This was the background to Project Condign. For 40 years a debate about UFOs had raged within the MOD and the RAF, with first the sceptics then the believers gaining the upper hand. We needed resolution. We needed a proper, in-depth scientific study that was going to look at all the evidence we'd amassed, and come to a definitive view about the UFO phenomenon. My opposite number in the Defence Intelligence Staff had first discussed this with me in 1993. Like me, he seemed intrigued by some of the UFO cases on our files, and some of our discussions about UFO aerodynamics and propulsion systems were like something from a 'Star Trek' script. Nothing was said openly, but when terrestrial explanations for some UFO cases were eliminated, fingers were pointed suggestively upwards. And whenever the question of UFO occupants was mentioned, the marvellous phrase "these people" was trotted out. "What did he mean 'these people'?" my boss asked me, on the way back from one particularly surreal briefing.
But how were we going to get a study commissioned when so many of our colleagues thought the MOD should drop its UFO investigations altogether - as the United States Air Force had in 1969, when their research programme, Project Blue Book, was closed down. One of our tactics was a simple linguistic sleight of hand - we banned the phrase 'UFO'!
One mention of the phrase 'UFO', and people's prejudices and belief systems kick in, be they sceptics or believers. The term was too emotive and had too much baggage. So we devised 'Unidentified Aerial Phenomena' (UAP) as a replacement, and tried to use this in all internal policy documents, retaining the phrase 'UFO' only for our dealings with the public.

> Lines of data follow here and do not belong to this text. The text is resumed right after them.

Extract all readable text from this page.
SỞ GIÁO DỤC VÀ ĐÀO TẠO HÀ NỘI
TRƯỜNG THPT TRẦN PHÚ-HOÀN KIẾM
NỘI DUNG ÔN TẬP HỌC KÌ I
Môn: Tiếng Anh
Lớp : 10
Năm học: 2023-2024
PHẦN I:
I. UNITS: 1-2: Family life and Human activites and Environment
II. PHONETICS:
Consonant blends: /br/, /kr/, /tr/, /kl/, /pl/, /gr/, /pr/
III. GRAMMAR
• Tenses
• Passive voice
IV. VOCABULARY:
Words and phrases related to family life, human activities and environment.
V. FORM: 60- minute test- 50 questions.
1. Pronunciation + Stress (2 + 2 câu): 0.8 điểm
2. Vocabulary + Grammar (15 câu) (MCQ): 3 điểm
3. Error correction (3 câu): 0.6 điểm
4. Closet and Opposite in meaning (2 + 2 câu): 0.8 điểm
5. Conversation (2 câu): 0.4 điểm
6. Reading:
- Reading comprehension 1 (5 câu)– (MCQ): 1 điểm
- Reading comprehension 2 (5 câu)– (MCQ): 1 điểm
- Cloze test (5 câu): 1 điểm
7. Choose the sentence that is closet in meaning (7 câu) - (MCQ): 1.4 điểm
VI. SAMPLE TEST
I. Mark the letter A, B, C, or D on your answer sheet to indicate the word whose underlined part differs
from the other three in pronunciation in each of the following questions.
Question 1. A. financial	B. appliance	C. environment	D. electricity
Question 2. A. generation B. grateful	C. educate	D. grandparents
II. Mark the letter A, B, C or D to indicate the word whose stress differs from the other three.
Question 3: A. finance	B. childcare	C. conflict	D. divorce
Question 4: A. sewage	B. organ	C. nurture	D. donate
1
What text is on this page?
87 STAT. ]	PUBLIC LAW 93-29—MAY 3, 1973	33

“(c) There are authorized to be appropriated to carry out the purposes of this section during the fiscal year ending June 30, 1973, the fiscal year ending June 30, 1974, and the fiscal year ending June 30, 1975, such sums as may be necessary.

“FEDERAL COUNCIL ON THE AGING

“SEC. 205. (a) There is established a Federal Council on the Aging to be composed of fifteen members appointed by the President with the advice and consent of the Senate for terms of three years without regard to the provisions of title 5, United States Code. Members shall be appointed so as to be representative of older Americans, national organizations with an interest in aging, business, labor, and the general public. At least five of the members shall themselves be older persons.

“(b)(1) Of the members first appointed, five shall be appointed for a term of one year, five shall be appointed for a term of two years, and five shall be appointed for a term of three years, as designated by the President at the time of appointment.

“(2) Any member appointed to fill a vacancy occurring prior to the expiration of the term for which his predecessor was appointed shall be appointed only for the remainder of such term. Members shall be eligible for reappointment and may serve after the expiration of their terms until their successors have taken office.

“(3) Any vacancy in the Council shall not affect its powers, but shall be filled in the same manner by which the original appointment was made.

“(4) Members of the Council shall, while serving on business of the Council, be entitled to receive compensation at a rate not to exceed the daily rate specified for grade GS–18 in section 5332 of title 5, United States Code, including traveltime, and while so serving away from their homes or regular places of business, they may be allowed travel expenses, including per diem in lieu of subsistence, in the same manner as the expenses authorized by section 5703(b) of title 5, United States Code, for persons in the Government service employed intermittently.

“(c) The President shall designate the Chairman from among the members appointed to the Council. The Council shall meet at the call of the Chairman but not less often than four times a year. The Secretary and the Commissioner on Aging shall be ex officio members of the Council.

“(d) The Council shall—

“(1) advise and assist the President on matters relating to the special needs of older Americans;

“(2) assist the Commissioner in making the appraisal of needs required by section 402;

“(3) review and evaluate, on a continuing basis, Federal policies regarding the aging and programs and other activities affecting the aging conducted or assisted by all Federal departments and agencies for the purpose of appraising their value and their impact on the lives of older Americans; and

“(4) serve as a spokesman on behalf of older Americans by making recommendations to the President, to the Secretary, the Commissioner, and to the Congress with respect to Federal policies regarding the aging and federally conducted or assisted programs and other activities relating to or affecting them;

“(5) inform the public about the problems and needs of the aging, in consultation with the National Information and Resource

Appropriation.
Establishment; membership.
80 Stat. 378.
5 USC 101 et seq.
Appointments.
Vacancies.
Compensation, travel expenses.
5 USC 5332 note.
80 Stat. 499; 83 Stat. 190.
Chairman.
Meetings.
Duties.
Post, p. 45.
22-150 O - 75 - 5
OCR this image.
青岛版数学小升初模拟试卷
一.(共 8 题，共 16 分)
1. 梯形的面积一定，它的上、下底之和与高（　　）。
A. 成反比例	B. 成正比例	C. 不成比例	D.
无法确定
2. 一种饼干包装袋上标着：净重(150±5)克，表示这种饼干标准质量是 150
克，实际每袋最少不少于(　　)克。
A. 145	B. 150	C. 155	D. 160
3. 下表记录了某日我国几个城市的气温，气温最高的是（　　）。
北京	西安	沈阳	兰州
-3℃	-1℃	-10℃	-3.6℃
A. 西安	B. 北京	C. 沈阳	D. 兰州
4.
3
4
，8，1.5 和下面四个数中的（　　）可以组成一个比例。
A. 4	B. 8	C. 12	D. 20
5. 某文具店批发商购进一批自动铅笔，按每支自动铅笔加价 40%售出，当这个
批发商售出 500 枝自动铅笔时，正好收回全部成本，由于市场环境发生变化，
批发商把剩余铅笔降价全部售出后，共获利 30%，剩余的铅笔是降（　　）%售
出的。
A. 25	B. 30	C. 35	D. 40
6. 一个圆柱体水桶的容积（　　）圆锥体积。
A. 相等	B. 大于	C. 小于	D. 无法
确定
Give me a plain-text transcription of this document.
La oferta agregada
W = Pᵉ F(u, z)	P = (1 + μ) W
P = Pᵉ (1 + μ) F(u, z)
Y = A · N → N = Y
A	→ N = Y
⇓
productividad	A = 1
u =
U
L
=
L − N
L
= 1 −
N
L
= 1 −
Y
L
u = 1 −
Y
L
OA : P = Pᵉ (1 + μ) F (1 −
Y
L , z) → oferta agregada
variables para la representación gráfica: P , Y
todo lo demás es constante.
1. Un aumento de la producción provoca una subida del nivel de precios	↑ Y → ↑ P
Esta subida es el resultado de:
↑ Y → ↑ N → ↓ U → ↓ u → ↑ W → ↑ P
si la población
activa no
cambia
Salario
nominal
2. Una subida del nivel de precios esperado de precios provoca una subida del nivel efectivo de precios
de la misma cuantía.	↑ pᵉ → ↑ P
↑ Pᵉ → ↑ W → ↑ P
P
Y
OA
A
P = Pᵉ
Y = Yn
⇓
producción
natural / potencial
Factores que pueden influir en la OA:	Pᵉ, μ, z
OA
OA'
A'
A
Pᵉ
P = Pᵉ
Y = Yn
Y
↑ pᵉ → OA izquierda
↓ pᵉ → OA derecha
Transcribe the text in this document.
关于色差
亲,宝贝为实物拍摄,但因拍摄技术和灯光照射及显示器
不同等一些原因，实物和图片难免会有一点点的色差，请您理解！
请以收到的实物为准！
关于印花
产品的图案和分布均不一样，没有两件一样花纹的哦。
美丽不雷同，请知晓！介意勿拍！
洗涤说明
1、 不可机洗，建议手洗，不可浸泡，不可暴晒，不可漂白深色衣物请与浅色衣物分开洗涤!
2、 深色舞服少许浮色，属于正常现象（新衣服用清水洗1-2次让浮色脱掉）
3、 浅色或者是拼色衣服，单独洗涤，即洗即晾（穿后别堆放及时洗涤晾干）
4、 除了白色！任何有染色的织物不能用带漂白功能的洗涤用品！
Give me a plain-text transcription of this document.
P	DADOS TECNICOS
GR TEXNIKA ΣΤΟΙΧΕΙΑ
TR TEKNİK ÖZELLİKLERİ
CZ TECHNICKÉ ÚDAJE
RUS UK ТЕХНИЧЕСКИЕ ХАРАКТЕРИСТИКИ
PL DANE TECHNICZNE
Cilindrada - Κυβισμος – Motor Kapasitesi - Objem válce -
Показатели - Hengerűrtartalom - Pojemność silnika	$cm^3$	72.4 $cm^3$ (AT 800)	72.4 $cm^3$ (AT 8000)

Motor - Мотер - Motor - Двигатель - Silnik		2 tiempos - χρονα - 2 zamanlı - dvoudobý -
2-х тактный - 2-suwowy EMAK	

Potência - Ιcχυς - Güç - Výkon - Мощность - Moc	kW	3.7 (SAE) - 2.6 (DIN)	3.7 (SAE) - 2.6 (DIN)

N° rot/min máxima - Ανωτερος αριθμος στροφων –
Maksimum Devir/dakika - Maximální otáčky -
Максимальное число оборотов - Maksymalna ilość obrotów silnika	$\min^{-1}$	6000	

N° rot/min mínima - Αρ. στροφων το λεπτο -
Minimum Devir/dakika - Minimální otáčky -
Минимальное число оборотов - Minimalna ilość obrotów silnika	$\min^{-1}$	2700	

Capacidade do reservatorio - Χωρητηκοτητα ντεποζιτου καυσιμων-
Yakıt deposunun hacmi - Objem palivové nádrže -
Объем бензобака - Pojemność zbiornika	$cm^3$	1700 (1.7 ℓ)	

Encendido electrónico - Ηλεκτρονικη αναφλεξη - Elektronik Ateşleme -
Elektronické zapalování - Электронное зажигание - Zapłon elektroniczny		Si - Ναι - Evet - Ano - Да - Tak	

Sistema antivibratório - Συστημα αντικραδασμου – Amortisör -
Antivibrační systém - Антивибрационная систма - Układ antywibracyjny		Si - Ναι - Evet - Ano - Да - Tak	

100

It worked. With the phrase 'UFO' having been quietly dropped, we pushed to get a study approved. To my surprise and delight, given some of the more sceptical voices in the Department, resources were eventually obtained. I assessed the formal proposal, when it arrived, and recommended to my bosses that the study be commissioned. Against my expectation, my recommendation was accepted. However, the project was subsequently delayed, and in 1994 I was promoted and posted to a different section. Accordingly, I played no part in the study and am certainly not - as has been alleged on the internet - its anonymous author.
So what did we get? After four years and 460 pages of analysis, have we solved the UFO mystery? Well, no, we haven't. "That UAP exist is indisputable", the Executive Summary states, before going on to say that no evidence has been found to suggest they are "hostile or under any type of control". What we have is a comprehensive drawing together of some existing research, coupled with some exotic new theories. But by its own admission, the report has not provided a definitive explanation of the phenomenon: "although the study cannot offer the certainty of explanation of all UAP phenomena ..." it says, leaving the door open.
One of the areas that will be most contentious relates to what the report refers to as "plasma related fields". Electrically-charged atmospheric plasmas are credited with having given rise to some of the reports of vast triangular-shaped craft, while the interaction of such plasma fields with the temporal lobes in the brain is cited as another reason why people might feel they were having a strange experience. The problem with this is that there's no scientific consensus here, and as a good rule of thumb one shouldn't try to explain one unknown phenomenon by citing evidence of another. In other words, you can't explain one mystery with another one! That said, the opportunities presented here are recognised and the study recommends further investigation "into the applicability of various characteristics of plasmas in novel military applications".
The report also deals with flight safety issues. There are numerous UFO sightings involving pilots, and the Civil Aviation Authority has records of some terrifying near misses between aircraft and UFOs. In one such case, on 6 January 1995, a UFO came dangerously close to hitting a Boeing 737 with 60 passengers on board, on its approach to Manchester airport. The CAA commended the pilots for reporting the UFO and the official report states that both the degree of risk to the aircraft and the cause were "unassessable". Numerous RAF pilots have seen UFOs too. I have spoken to many such witnesses, not all of whom ever made an official UFO report. Project Condign has an intriguing recommendation when it comes to such aerial encounters: "No attempt should be made to out-manoeuvre a UAP during interception".
This is good news for all those with a serious interest in UFOs. The longest and most comprehensive UFO study ever undertaken in the United Kingdom is published, underpinning the MOD's commitment to the Freedom of Information Act and the principles of open government. Although some parts of the study have been quite properly withheld, as they relate to areas such as the capabilities of radar systems, the media and the public now have an insight into a world that was previously closed to them. The real X-Files have been opened and proof revealed as to just how seriously some of us in government viewed the UFO phenomenon, and how much hard work went into the effort to resolve one of the last great mysteries of our time.
Some commentators recently suggested that interest in UFOs was declining. The publication of this report looks set to reignite the debate and propel the subject back into the spotlight. UFOs - sorry, I mean UAPs - are back!